For biological systems, structure and hence function are hierarchically organized at multiple scales. For example, genetic variation in nucleotides (1nm) gives rise to functional changes in proteins (1–10nm), which in turn affect protein complexes, cellular processes, organelles (10nm–1μm), and, ultimately, phenotypes observed in cells (1–10 μm), tissues (100μm–100mm), and individuals (>1m). Here, I exploit this principle for biological modeling.

First, I develop a software library that facilitates the assembly, analysis, and visualization of biological hierarchies, represented by a data structure called an ontology. As demonstration, I assemble a compendium of hierarchies describing the molecular mechanisms of 649 diseases, by integrating a set of gene-disease associations with a gene similarity network derived from ‘omics data. For example, the hierarchy for Fanconi Anemia recaptures the disease’s known relation with DNA repair and proposes new relations with orthogonal pathways.

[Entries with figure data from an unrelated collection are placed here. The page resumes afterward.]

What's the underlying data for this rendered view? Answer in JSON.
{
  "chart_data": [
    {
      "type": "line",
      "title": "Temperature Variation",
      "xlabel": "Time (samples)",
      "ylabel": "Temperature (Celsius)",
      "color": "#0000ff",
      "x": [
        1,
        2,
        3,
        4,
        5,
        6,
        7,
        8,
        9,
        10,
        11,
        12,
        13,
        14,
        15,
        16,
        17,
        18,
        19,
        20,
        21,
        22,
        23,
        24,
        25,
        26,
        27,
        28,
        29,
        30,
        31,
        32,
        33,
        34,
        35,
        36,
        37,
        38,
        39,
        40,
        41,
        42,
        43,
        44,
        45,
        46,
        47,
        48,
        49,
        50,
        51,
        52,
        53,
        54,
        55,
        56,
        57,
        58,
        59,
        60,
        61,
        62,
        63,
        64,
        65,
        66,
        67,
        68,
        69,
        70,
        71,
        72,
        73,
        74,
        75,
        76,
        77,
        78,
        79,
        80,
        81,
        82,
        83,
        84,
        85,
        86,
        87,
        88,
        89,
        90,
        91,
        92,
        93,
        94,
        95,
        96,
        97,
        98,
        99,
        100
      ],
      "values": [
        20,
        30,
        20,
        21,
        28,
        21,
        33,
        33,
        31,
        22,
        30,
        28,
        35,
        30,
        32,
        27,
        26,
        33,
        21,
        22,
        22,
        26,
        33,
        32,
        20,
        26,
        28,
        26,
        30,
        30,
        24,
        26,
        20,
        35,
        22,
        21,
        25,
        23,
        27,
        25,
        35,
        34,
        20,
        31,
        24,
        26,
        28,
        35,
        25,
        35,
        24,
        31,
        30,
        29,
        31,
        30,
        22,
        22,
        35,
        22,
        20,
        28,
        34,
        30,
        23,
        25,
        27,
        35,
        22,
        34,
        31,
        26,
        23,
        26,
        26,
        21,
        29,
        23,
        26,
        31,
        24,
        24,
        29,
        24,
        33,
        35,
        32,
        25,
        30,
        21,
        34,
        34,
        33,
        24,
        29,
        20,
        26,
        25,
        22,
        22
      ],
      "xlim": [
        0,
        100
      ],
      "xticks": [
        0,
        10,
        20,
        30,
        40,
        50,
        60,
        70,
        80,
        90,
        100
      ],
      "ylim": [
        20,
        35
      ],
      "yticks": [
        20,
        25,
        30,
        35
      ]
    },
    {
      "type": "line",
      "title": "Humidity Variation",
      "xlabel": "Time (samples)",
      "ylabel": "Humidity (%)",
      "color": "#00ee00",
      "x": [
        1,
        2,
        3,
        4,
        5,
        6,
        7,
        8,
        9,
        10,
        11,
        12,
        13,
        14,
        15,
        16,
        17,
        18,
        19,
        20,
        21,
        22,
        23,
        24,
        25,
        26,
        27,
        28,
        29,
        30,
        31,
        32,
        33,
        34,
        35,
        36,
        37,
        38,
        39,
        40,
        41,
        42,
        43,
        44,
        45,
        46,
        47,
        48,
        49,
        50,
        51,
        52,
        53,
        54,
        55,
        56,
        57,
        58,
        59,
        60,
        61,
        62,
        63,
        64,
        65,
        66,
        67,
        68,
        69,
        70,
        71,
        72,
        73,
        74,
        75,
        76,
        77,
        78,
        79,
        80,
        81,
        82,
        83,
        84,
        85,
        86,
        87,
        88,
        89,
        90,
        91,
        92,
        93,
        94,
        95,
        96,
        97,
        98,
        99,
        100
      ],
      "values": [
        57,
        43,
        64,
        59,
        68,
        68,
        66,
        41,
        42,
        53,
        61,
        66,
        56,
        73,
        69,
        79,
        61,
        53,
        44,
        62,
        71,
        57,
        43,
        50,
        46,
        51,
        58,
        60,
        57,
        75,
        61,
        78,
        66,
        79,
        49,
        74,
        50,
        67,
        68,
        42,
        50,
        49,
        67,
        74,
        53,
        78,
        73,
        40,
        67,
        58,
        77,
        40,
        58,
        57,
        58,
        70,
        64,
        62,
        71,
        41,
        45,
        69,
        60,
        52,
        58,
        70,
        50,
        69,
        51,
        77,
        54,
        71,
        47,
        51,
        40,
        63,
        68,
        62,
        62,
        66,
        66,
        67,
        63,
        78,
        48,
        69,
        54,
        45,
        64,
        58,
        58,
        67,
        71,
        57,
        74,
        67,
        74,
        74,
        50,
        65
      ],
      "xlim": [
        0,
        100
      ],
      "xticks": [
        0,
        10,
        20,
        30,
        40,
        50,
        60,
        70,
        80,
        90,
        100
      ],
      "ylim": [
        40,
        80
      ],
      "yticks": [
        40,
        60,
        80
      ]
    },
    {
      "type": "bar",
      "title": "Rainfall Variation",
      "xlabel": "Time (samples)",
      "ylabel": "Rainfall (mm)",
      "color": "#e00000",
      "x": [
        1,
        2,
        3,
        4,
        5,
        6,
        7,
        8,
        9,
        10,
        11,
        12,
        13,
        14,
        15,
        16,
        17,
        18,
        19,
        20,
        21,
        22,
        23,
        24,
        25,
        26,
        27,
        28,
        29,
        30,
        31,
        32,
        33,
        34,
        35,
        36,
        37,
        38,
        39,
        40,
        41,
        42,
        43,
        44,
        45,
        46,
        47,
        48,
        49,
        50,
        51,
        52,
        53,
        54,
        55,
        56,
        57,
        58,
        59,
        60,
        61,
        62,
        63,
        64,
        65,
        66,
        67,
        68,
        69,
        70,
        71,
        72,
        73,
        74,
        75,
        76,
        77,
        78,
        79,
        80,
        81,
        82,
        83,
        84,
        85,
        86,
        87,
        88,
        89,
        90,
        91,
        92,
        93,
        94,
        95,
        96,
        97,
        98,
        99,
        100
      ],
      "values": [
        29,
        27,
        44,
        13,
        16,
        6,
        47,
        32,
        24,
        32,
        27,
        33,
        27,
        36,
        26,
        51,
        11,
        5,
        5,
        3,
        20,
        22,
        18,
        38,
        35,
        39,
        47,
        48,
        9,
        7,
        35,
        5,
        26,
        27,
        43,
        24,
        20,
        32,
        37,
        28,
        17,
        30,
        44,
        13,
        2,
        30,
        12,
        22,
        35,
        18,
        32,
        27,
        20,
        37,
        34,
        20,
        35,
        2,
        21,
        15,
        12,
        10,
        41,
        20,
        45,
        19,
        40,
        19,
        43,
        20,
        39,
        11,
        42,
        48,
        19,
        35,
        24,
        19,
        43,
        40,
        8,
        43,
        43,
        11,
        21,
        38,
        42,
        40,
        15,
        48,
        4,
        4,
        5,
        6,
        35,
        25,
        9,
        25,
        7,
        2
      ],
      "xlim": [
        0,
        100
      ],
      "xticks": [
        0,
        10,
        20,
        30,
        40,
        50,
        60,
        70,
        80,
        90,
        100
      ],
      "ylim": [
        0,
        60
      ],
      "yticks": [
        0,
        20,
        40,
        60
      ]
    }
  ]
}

Next, I introduce a strategy for genotype-to-phenotype translation by using existing knowledge of a hierarchy of cellular subsystems. Guided by this structure, I organize genotype data into an “ontotype,” that is, a hierarchy of perturbations representing the effects of genetic variation at multiple cellular scales. The ontotype is then interpreted using logical rules generated by machine learning to predict phenotype. This approach substantially outperforms previous, non-hierarchical methods for translating yeast genotype to cell growth phenotype. It also accurately predicts the growth outcomes of two new screens of 2,503 double gene knockouts impacting DNA repair or nuclear lumen and generalizes to larger knockout combinations.

Finally, I present a more accurate and interpretable model for translation called DeepCell, a “visible” neural network that couples the model’s inner workings to those of the cell. Outperforming the ontotype approach, DeepCell simulates cellular growth nearly as accurately as laboratory observations. During simulation, genotypes induce patterns on the activities of cellular subsystems, enabling in-silico investigations of the molecular mechanisms underlying each genotype-phenotype association. These mechanisms can be validated and many are unexpected; some are governed by Boolean logic. Cumulatively, 80% of the importance for growth prediction is captured by 484 subsystems (21%), reflecting the emergence of a complex phenotype.